Bu atasözü “Karanlık ve Aydınlık” çelişkisi gibi bir gerçeği anımsatır. Her Karanlığın bir Aydınlığı Vardır tümcesinde olduğu gibi. Türkiye’nin bu günlerde yaşadığı karanlık günlerin mutlaka bitip, aydınlık günlerin geleceğine  yürekten  inanıyor, bu umudu yeşertmemiz gerekir diyorum..

Bilindiği gibi beynimiz uzun sürede evrimleşmiş olup, evrimleşme süreci devam etmektedir. Düşünme, algılama, duygulara haiz olma, değerlendirme, yorumlama gibi yetiler sadece insanlarda olmayıp, diğer hayvanlarda da çeşitli boyut,miktar ve karışımlarda vardır. Bunu unutmayalım. Hiçbir hayvanın daha önceden kodlanmış bir program çerçevesinde oluştuğunu düşünmemiz doğru olmaz. Dolayısıyla çökkünlük ve çürüme beyinsel bir işlevdir diyebiliriz. Bu süreci de olumluya çevirecek, aydınlanma ışığına evirecek ortak  aklımız olacaktır.

Geçenlerde Pandemi sürecinde; Çürüme ve Çöküntü durumundaki olgularda artışın  olup olmadığı konusunu bir çok “Ruh Sağlığı ve Hastalıkları Uzmanı” arkadaşıma ilettim. Hemen hepsi gözlemlerimize göre çökkünlüğün göreli olarak arttığını söyleyebiliriz. Ama sayısal veriler maalesef elimizde yok. Bu konuda kamu kurumlarından yeterli veri gelmiyor dediler. Sadece bir uzman arkadaşımız  Antidepresif ilaçların artması konusuyla İlgili olarak, bakanlığın gayri resmî verilerini yaklaşık sayılar şeklinde verebilirim diyerek, bana verileri iletti. Kendisine çok teşekkür ediyorum. Burada konu anlaşılsın diye sayılar yuvarlatılmıştır. Affola!..
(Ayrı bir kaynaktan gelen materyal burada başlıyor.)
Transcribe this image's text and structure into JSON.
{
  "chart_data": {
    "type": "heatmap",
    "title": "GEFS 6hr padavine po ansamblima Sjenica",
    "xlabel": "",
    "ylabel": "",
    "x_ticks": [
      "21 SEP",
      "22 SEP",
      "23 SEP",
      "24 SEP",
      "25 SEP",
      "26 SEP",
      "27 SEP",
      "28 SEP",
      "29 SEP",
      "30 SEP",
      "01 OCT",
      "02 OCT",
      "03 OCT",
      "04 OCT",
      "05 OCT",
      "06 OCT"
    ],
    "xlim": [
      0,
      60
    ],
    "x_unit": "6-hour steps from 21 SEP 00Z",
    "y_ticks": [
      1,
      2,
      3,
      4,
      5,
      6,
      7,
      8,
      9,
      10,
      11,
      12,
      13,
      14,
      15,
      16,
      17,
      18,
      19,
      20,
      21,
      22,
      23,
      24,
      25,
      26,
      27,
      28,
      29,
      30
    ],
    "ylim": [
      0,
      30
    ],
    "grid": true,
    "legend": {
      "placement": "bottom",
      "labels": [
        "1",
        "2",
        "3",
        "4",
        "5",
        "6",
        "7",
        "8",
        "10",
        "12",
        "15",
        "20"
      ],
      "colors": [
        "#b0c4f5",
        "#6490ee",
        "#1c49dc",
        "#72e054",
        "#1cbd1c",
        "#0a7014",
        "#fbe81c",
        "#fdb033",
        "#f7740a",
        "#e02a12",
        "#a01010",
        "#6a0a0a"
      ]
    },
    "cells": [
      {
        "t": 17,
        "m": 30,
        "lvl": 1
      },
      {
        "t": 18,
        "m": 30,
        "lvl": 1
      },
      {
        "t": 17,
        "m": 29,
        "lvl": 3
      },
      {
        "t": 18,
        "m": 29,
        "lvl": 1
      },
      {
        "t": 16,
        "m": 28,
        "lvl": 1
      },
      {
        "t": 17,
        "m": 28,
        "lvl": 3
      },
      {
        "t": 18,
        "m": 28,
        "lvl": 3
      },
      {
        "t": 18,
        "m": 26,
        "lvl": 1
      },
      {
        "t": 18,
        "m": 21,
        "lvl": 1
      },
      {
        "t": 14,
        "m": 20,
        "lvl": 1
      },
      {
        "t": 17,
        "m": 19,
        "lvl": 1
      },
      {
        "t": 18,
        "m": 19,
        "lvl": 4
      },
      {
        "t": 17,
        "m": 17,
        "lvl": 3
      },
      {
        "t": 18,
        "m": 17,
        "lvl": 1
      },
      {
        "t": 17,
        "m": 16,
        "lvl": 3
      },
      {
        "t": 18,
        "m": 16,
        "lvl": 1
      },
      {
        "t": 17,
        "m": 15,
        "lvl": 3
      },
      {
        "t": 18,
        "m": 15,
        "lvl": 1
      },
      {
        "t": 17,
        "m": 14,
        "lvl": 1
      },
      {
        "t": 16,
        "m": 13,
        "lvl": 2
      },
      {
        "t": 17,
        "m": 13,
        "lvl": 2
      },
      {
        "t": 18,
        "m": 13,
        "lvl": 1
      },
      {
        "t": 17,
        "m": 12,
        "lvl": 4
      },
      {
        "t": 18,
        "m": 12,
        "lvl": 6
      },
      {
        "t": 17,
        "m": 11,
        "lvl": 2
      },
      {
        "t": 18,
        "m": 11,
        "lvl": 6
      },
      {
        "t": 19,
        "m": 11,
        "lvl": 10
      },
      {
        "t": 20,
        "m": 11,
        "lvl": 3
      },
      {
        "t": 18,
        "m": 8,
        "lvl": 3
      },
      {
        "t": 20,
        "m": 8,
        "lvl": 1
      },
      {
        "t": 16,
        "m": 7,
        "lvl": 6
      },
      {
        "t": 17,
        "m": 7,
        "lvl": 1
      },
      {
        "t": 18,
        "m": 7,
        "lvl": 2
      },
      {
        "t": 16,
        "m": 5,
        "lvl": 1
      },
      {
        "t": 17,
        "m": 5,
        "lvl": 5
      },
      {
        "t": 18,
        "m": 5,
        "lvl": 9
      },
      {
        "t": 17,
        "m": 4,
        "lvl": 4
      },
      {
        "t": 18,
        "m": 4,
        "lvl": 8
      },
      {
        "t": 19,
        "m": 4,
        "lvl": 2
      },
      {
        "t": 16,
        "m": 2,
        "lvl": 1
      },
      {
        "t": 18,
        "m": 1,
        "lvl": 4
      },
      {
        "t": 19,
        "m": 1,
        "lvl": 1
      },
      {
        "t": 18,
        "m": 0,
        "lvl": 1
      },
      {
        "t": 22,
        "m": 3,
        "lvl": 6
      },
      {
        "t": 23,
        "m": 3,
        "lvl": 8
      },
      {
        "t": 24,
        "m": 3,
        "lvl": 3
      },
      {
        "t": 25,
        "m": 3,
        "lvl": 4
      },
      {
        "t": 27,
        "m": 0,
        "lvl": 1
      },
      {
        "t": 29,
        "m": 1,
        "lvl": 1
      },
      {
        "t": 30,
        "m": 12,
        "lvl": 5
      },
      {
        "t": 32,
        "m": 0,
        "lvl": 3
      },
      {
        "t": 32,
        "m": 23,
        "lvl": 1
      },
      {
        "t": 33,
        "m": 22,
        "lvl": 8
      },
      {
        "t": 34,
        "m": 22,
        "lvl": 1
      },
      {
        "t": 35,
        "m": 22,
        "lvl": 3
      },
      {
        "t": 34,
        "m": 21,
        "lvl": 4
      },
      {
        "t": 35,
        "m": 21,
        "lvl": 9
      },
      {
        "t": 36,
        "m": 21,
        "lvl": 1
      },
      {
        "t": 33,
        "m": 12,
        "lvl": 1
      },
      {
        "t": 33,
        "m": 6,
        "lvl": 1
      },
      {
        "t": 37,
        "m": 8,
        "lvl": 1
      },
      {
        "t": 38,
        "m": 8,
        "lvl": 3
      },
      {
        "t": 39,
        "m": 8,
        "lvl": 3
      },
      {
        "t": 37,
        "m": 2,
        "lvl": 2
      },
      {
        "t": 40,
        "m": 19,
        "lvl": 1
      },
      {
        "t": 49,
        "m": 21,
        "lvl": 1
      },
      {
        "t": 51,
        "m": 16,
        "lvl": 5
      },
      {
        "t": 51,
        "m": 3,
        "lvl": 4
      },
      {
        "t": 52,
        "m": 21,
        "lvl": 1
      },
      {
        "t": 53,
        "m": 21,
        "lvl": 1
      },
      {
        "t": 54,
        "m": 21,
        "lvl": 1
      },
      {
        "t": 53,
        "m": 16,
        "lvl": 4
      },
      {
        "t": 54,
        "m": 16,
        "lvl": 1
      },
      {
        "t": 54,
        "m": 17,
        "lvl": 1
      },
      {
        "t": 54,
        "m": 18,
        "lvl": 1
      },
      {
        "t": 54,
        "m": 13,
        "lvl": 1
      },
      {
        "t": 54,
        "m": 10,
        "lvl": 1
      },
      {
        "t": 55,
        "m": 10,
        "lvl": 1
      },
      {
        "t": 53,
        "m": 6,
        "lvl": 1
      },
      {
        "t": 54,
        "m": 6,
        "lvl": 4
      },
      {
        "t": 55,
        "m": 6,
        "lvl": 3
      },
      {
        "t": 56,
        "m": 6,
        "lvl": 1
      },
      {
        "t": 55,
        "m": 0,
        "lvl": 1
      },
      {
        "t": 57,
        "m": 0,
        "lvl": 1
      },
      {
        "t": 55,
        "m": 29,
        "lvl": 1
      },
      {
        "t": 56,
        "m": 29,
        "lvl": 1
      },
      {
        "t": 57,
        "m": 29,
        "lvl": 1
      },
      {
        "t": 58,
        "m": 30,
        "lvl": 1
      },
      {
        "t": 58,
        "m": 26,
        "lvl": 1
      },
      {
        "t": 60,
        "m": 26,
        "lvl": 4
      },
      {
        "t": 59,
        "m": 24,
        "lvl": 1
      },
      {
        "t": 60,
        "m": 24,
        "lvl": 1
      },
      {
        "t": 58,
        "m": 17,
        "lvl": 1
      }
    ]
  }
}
Bilirsiniz Çökkünlük yani Depresyon sözcüğünü; Uyaranlara karşı duyarlığın azalması, girişim gücünün ve kendine güvenin kaybolarak, umutsuzluğun, karamsarlığın güçlenmesi biçiminde beliren ruhsal bozukluk olarak kısaca  tanımlarsak herhalde yanılmış olmayız.

Çökkünlük  ilaçlarının kullanım durumlarını irdeleyecek olursak; Coronavirüs salgınının  ardından ciddi anlamda artış gösterdiğini  görürüz.

2012 yılında 37 milyon kutu, 2013’de 37 milyon, 2014 yılında 39 milyon, 2015 yılında 43 milyon olan Çökkünlük  yani Depresyon sağaltımında kullanılan ilaç kutu sayısı, 2016’da 45 milyona kutuya çıkmıştır.

Çökkünlük  ilaçlarının kullanımı artmaya devam ederek, 2017’de ise 48 milyona çıkmıştır. 2018’de 49 milyon kullanımı olan bu ilaçların kullanımının pandemiden önceki son yılda ise 50 milyona kadar yükseldiğini görüyoruz.

2017-2019 arasında bir milyon farkla yükselen çökkünlük yani depresyon sağaltımında kullanılan bu ilaçlar, pandeminin başladığı yıl olan 2020’de bariz bir şekilde yükselirken, 2019’dan 2020’ye doğru tam 4 milyon arttığını özellikle vurgulayalım. 2019’da 50 milyon olan bu grup ilaçların  2020’de ise 54 milyona kadar çıktığını anlıyoruz.

2021’de 59 milyona yükselen Depresyon  ilaçları yani anti depresifler, 2022’de ise 62 milyon kutuya çıkmıştır.

Yorum ve Öneriler:

Türkiye’de ekonomide, siyasette, sosyal hayatta yaşanan derin sorunların da etkisiyle giderek korkunç bir yükseliş evresine giren antidepresanlar; ilerleyen yaşlarda ciddi hastalıkların habercisi olabilecek niteliklere sahip olacak  dersek yanılmış olmayız. Yazık ki ne yazık!..

Acaba bizi bir fırtına mı tuttu?

Sözümüzü gelin güzel ve anlamlı  bir Selanik türküsü ile bitirelim. Fatma Çil ve Yücel Paşmakçı ustalarımızın emeklerine, yüreklerine  sağlık.

Bir Fırtına Tuttu Bizi Deryaya Kardı

O Bizim Kavuşmalarımız A Yarim Mahşere Kaldı

O Bizim Görüşmelerimiz A Yarim Ahrete Kaldı

Yeni Cezve Yeni Cezve Kaynar Kaynamaz Oldu

O Benim Nazlı Yarimin Dilleri Söyler Söylemez Oldu.